2. The crescent groove flake ice high-efficiency ice making device according to claim 1, wherein: the temperature change control part is characterized in that the contact surface between the condensing pipe (201) and the upper part of the ice making area is larger than that between the condensing pipe and the lower part of the ice making area.

3. The crescent groove flake ice high-efficiency ice making device according to claim 1, wherein: the temperature change control part is characterized in that the flow rate of the refrigerant flowing through the upper part of the ice making area in the condensing pipe (201) is larger than the flow rate of the refrigerant flowing through the lower part of the ice making area.

4. A crescent groove flake ice high efficiency ice making apparatus as claimed in claim 3, wherein: the cross section of the pipeline of the condensing pipe (201) passing through the upper part of the ice making area is larger than that of the pipeline passing through the lower part of the ice making area.
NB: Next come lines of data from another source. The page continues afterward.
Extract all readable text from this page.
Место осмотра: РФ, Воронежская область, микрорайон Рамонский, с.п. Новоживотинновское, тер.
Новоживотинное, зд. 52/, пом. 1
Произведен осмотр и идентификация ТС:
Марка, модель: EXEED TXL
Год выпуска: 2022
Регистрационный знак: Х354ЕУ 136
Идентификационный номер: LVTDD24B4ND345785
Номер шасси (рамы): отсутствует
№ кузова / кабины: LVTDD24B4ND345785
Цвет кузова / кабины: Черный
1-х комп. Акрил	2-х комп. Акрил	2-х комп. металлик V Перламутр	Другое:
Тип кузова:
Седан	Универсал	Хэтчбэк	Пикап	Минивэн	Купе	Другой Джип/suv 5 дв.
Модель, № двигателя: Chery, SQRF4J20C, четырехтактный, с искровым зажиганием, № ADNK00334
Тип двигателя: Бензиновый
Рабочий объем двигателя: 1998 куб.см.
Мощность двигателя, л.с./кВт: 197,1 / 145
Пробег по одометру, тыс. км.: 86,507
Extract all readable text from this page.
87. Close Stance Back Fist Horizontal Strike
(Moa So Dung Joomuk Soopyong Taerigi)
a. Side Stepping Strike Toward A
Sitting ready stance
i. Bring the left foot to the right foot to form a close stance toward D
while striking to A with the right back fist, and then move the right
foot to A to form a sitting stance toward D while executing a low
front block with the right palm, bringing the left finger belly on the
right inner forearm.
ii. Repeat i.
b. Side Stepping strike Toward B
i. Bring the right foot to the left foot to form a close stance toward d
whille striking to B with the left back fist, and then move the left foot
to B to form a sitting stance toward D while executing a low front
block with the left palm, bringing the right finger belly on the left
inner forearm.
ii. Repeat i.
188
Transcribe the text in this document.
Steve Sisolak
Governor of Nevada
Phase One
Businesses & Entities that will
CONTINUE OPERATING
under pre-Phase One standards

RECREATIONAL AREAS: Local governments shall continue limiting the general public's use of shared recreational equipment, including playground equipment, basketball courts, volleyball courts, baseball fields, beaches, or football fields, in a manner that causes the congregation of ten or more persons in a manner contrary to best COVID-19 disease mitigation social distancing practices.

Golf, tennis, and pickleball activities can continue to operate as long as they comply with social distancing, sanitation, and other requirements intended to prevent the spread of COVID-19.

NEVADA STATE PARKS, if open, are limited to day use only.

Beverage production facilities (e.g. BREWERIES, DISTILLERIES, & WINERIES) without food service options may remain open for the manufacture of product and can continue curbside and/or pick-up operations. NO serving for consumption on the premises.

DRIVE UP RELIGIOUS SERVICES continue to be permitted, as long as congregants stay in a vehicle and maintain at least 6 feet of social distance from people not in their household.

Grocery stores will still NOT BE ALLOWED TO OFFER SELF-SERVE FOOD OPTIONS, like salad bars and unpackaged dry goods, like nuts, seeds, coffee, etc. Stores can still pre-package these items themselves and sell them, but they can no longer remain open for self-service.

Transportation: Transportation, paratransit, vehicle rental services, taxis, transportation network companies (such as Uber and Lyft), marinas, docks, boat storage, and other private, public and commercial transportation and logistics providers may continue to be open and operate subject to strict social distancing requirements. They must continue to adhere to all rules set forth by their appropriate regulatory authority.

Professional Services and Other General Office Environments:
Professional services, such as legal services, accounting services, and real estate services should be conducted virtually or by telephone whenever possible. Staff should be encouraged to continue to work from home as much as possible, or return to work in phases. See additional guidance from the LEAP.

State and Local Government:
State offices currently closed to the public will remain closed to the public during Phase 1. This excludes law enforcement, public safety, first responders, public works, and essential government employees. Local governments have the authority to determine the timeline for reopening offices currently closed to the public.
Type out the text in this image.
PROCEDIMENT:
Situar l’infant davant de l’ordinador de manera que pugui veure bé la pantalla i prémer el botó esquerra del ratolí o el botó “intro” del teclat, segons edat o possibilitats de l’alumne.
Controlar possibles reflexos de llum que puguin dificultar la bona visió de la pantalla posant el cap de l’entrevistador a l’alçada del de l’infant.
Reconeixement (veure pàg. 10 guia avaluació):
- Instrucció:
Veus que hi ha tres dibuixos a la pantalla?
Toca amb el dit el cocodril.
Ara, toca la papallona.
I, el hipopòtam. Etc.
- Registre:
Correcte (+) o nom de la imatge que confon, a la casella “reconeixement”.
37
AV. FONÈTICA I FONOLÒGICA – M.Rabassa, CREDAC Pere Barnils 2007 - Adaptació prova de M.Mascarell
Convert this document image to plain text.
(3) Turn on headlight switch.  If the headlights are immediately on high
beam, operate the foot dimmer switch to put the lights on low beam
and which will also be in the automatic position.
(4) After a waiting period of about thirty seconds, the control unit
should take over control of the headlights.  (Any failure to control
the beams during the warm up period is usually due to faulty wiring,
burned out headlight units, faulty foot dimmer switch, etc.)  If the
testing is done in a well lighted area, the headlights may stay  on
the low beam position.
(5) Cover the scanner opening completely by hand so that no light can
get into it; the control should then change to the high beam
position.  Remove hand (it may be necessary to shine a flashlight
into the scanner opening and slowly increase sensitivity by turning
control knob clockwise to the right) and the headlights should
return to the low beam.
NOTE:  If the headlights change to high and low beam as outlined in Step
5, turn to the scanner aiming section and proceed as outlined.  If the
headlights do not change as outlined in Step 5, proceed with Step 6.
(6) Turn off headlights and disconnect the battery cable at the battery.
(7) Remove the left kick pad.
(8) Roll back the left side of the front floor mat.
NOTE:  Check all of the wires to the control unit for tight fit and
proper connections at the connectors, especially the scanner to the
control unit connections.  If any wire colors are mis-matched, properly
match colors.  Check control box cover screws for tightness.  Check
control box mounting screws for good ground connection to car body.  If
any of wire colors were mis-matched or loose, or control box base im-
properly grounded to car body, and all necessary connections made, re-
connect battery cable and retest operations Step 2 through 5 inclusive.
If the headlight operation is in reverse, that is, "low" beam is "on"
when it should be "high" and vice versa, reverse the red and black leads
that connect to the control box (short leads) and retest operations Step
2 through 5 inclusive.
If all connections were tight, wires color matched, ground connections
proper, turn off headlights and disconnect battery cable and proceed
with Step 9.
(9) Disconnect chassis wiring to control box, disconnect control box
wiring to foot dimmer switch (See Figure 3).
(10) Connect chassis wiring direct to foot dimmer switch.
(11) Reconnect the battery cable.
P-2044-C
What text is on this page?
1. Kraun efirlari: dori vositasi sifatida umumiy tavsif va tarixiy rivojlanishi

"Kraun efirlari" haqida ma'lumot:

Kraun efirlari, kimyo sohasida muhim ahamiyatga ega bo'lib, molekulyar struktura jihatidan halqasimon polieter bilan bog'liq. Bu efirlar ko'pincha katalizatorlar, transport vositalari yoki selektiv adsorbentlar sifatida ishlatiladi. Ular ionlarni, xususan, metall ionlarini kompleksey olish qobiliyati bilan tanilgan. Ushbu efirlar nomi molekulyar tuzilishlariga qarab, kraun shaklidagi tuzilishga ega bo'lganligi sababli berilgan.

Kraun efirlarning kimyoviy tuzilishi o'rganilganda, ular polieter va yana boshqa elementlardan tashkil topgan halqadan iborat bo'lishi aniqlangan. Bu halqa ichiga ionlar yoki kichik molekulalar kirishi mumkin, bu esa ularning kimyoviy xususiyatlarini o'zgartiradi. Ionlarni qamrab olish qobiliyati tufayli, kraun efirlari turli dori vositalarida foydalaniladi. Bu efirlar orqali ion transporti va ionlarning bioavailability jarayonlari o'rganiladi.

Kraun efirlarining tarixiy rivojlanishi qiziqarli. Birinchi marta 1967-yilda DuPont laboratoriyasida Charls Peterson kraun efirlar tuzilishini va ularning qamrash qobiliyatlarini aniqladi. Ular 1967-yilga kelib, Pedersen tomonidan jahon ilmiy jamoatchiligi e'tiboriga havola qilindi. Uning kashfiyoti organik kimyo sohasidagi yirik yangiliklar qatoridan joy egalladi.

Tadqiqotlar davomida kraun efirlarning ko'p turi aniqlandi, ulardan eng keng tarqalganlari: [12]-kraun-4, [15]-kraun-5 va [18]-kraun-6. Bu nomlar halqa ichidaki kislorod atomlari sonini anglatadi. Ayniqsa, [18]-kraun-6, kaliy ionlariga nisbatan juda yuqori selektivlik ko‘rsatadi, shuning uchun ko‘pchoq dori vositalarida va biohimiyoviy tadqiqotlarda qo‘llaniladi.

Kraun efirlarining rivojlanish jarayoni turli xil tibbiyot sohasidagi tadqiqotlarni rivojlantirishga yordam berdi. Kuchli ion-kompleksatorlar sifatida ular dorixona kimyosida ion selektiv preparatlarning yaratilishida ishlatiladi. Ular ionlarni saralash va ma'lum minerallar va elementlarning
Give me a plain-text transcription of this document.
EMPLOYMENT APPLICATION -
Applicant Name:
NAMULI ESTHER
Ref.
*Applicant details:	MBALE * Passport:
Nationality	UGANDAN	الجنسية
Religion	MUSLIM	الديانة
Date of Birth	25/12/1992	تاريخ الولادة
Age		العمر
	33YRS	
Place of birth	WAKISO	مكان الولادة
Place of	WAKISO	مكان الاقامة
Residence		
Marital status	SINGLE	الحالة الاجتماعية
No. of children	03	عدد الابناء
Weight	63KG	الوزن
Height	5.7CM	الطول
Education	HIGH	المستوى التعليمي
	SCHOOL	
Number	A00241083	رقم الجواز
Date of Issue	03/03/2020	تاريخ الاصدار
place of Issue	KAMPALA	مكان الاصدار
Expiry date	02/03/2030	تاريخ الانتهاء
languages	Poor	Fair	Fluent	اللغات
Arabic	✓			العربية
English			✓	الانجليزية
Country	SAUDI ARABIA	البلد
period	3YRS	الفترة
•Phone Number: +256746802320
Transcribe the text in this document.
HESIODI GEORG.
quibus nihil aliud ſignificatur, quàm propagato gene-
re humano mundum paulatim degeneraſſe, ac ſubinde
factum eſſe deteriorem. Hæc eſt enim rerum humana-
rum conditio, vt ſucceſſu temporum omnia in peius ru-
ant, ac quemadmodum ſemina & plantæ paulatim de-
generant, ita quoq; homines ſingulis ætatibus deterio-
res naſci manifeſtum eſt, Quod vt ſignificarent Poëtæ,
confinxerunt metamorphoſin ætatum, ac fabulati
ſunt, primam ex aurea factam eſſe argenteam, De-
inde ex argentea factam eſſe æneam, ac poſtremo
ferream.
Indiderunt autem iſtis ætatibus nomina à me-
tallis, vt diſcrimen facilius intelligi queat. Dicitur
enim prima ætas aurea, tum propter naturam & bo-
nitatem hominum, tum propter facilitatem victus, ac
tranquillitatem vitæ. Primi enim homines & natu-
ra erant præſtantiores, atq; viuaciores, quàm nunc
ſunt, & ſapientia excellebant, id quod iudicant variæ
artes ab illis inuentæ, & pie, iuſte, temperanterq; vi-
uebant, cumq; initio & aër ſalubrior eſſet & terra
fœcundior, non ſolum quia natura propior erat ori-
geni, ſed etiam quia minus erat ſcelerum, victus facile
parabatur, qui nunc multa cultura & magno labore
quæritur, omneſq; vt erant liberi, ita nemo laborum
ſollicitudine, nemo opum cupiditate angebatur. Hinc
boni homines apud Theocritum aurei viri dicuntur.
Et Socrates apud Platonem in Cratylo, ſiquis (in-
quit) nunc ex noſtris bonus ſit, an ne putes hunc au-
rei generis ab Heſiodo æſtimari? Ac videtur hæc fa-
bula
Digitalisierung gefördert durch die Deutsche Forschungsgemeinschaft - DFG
5. The crescent groove flake ice high-efficiency ice making device according to claim 1, wherein: the temperature change control part is specifically characterized in that a heat pipe is connected between the lower part of a condensing pipe (201) at the back of the ice making area and the upper part of the back side of the ice making area.

6. The crescent groove flake ice high-efficiency ice making device of claim 5, wherein: the upper side at the back of the ice making area and the lower side of the condensing pipe (201) are respectively provided with a first heat pipe (202) and a second heat pipe (203), the first heat pipe (202) and the second heat pipe (203) are parallel to the condensing pipe (201), the first heat pipe (202) and the second heat pipe (203) are internally communicated, the whole is a closed pipeline, and volatile liquid is filled in the pipeline.

7. The crescent groove flake ice high-efficiency ice making device of claim 6, wherein: the lengths of the first heat pipe (202) and the second heat pipe (203) are consistent with the length of the ice grid (2).

8. The crescent groove flake ice high-efficiency ice making device of claim 6, wherein: the two ends of the first heat pipe (202) and the second heat pipe (203) are mutually communicated to form a loop.

9. The crescent groove flake ice high efficiency ice making device of any one of claims 1-8, wherein: the vertical uniform array has protruding (21) in ice tray (2) openly elongated slot, protruding (21) are equipped with one respectively in the upper and lower side of condenser pipe (201) corresponding position, ice tray (2) are whole to be the fillet rectangle form to be equipped with a conical breach in the centre department.